A crate for creating types that match regular expressions at compile time. Regex-implementing types can be created with the regex! macro.

This crate was heavily inspired by ctreg, which provides named, infallible capture groups and syntax error checking at compile time.

I’m yet to do a complexity analysis on this crate, but it should generally have time complexity O(n*m) where n and m are the length of the pattern and haystack, the same as most regex crates.

§Approach

How does this crate differ from the many other regex crates on crates.io?

The answer is in the name: it creates types that match regular expressions at compile time, as opposed to runtime like most other implementations.

  1. As with most crates, this one starts by parsing the provided expressions using the regex_syntax crate, producing an abstract syntax tree before translating and optimising into a high-level intermedite representation (HIR).

  2. Rather than using NFAs or DFAs, the macro converts the HIR into a Rust type expression, made of Matcher components that describe the various actions needed to match / capture a regular expression. An simple example of this generated type expression can be seen at demo::Email::Pattern.

  3. The macro finishes and the binary is compiled normally, using a collection of associated functions on each Matcher to perform the relvant matching / capturing. In short, matching or capturing at runtime boils down to a series of function calls, which the Rust compile can optimise as it sees fit.

§When To Use This Crate

If you’re writing a small piece of software using expressions known at compile time and you don’t want to package a whole regex interpreter into your binary. It’s also a good idea if you only use an expression a few times.

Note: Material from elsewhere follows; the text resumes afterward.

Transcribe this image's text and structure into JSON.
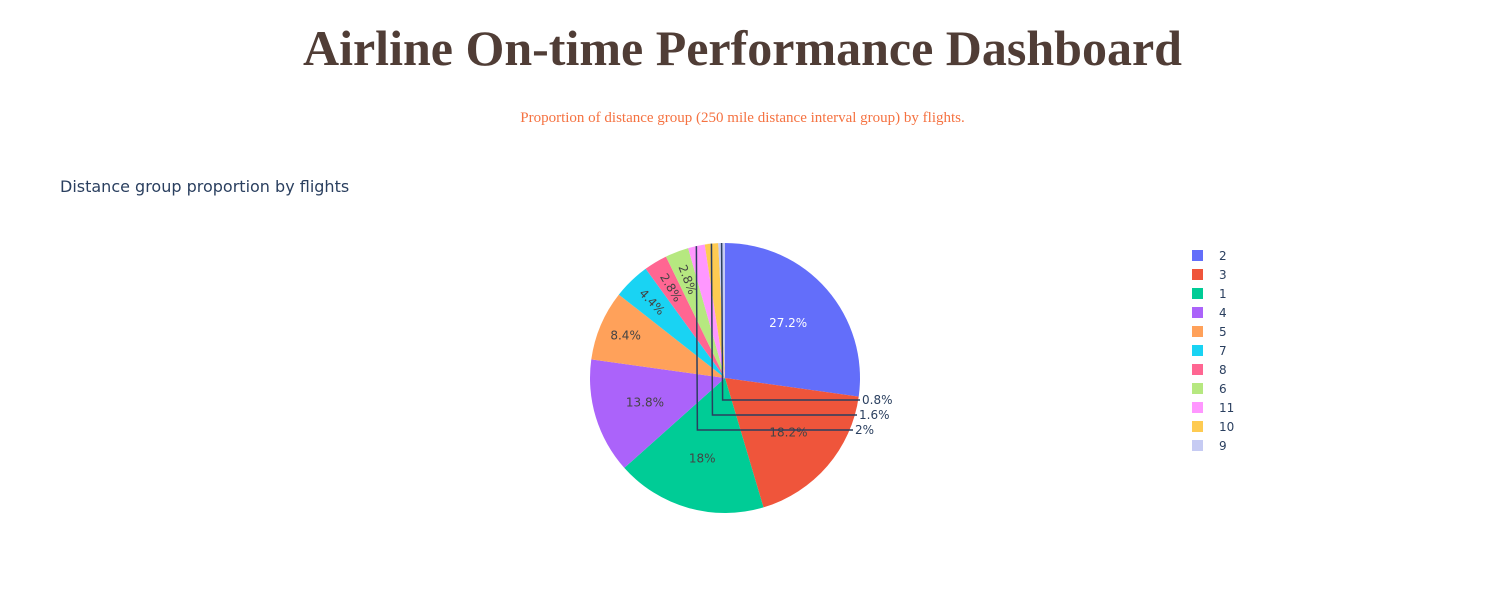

Parsing strings from an input file or command line arguments using the named captures is probably one of the major benefits, and the reason I started writing this in the first place.

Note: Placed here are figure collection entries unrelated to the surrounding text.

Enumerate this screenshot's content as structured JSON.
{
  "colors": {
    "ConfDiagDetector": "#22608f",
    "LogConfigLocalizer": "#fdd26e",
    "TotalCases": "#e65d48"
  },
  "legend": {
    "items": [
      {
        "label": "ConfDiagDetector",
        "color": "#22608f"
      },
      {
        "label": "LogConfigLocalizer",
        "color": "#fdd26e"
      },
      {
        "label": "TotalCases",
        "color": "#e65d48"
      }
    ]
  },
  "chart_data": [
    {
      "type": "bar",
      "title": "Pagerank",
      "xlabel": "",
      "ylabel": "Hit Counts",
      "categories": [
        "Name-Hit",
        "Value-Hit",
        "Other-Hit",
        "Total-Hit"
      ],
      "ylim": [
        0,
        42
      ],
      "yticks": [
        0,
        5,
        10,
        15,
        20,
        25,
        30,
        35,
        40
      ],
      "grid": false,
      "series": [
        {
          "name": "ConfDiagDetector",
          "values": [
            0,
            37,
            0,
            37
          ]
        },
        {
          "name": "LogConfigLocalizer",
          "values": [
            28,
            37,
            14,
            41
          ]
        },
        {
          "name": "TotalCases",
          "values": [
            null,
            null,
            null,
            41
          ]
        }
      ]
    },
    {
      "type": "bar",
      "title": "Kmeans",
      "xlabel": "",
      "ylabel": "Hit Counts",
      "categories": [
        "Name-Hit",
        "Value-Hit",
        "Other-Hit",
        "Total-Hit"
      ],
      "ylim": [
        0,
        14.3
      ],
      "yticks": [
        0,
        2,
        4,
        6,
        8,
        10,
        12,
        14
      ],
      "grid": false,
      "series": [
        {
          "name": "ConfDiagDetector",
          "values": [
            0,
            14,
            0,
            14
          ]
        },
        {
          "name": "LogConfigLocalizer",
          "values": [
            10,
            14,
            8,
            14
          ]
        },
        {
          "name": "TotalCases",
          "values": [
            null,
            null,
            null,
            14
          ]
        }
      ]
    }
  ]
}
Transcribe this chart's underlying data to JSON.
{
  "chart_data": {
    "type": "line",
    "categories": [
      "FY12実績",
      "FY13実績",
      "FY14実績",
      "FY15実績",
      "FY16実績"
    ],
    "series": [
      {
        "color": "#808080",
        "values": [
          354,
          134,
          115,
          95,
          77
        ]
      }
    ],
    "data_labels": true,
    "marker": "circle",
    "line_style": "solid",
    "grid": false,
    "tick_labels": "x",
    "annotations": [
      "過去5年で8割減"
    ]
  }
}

§When Not To Use This Crate

For runtime regular expressions (gasp). Seriously though, most of the work done by this crate occurs when building the binary, so it isn’t possible to create expressions on the fly. See one of the other crates listed above if this is something you want.

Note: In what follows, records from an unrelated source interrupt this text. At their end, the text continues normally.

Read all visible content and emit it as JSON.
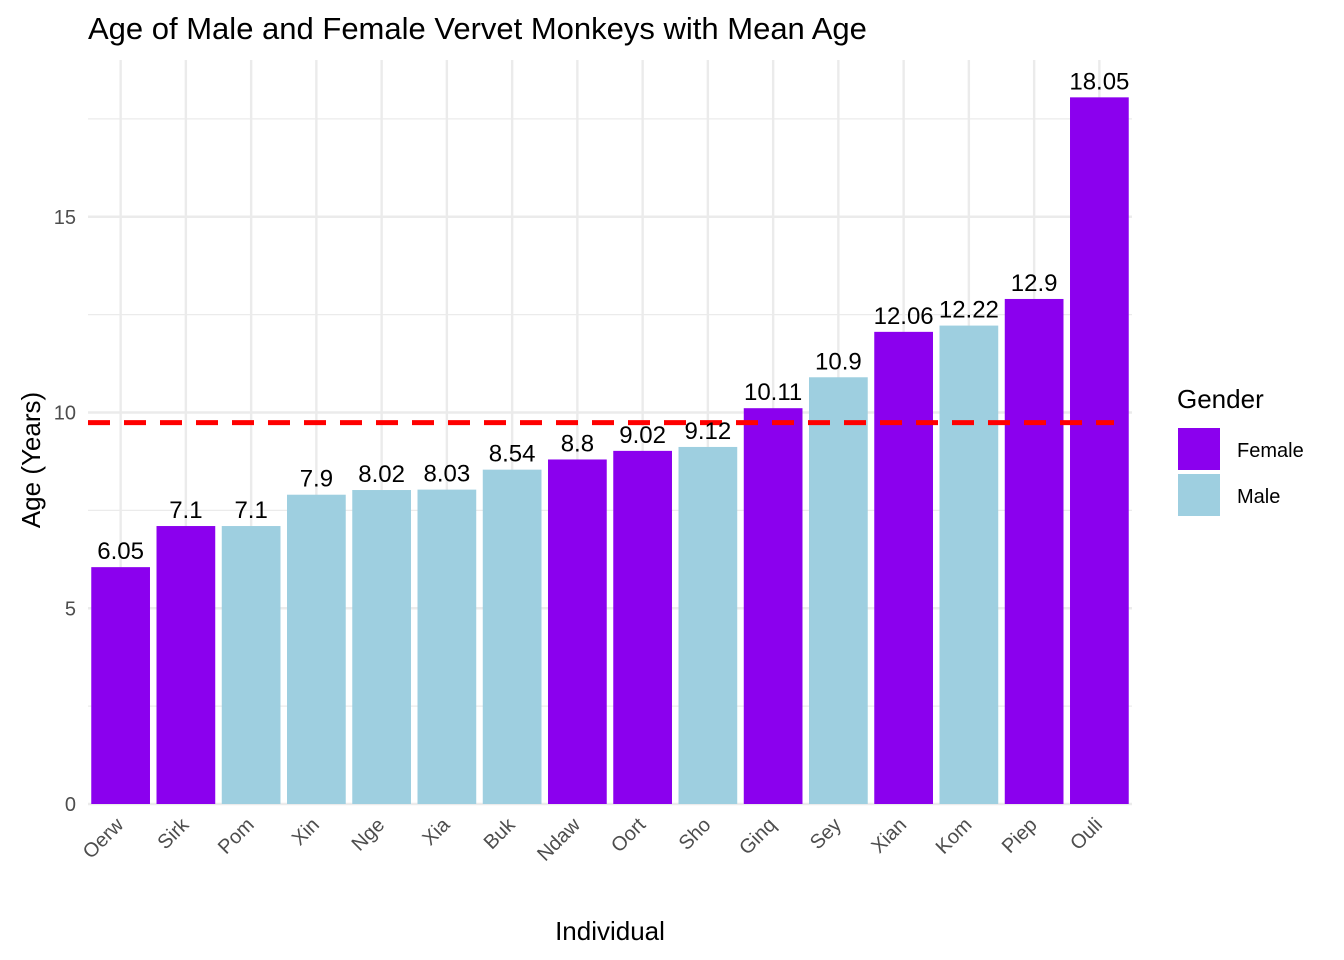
{
  "chart_data": {
    "type": "bar",
    "title": "Age of Male and Female Vervet Monkeys with Mean Age",
    "xlabel": "Individual",
    "ylabel": "Age (Years)",
    "categories": [
      "Oerw",
      "Sirk",
      "Pom",
      "Xin",
      "Nge",
      "Xia",
      "Buk",
      "Ndaw",
      "Oort",
      "Sho",
      "Ginq",
      "Sey",
      "Xian",
      "Kom",
      "Piep",
      "Ouli"
    ],
    "values": [
      6.05,
      7.1,
      7.1,
      7.9,
      8.02,
      8.03,
      8.54,
      8.8,
      9.02,
      9.12,
      10.11,
      10.9,
      12.06,
      12.22,
      12.9,
      18.05
    ],
    "value_labels": [
      "6.05",
      "7.1",
      "7.1",
      "7.9",
      "8.02",
      "8.03",
      "8.54",
      "8.8",
      "9.02",
      "9.12",
      "10.11",
      "10.9",
      "12.06",
      "12.22",
      "12.9",
      "18.05"
    ],
    "gender": [
      "Female",
      "Female",
      "Male",
      "Male",
      "Male",
      "Male",
      "Male",
      "Female",
      "Female",
      "Male",
      "Female",
      "Male",
      "Female",
      "Male",
      "Female",
      "Female"
    ],
    "mean_age": 9.74,
    "mean_line_color": "#ff0000",
    "ylim": [
      0,
      18.5
    ],
    "y_ticks": [
      0,
      5,
      10,
      15
    ],
    "y_tick_labels": [
      "0",
      "5",
      "10",
      "15"
    ],
    "grid": true,
    "legend": {
      "title": "Gender",
      "position": "right",
      "entries": [
        {
          "label": "Female",
          "color": "#8b00ee"
        },
        {
          "label": "Male",
          "color": "#9ecfe0"
        }
      ]
    },
    "colors": {
      "Female": "#8b00ee",
      "Male": "#9ecfe0",
      "grid": "#ebebeb"
    }
  }
}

After the other regular expressions are compiled, they can achieve speeds a fair bit faster than this crate, using parallel operations and such.

Some complex functionality isn’t implement yet, primarily complex look-arounds. An error will occur at compile-time if you try to use an unimplemented feature.

Modules§

demodemo
A demonstration of the types produced by the regex! macro.
haystack
A collection of traits and structs that form the haystack system. Although usually inferred, these type may be needed on occasion for full type names etc.
iter
A collection of Iterators used in return types for Regex methods. Although also usually inferred, these may be needed to name types in some cases.

Macros§

regex
A macro to create, at compile time, a type that can match the provided regular expression.

Traits§

AnonRegex
A trait that is automatically implemented for ‘anonymous’ regular expression types. There is only one difference between this and Regex: all functions take self as the first parameter, removing the need to name the expression itself.
Regex
A trait that is automatically implemented for types produced by the regex! macro. Various function are included that test this pattern against a provided Haystack.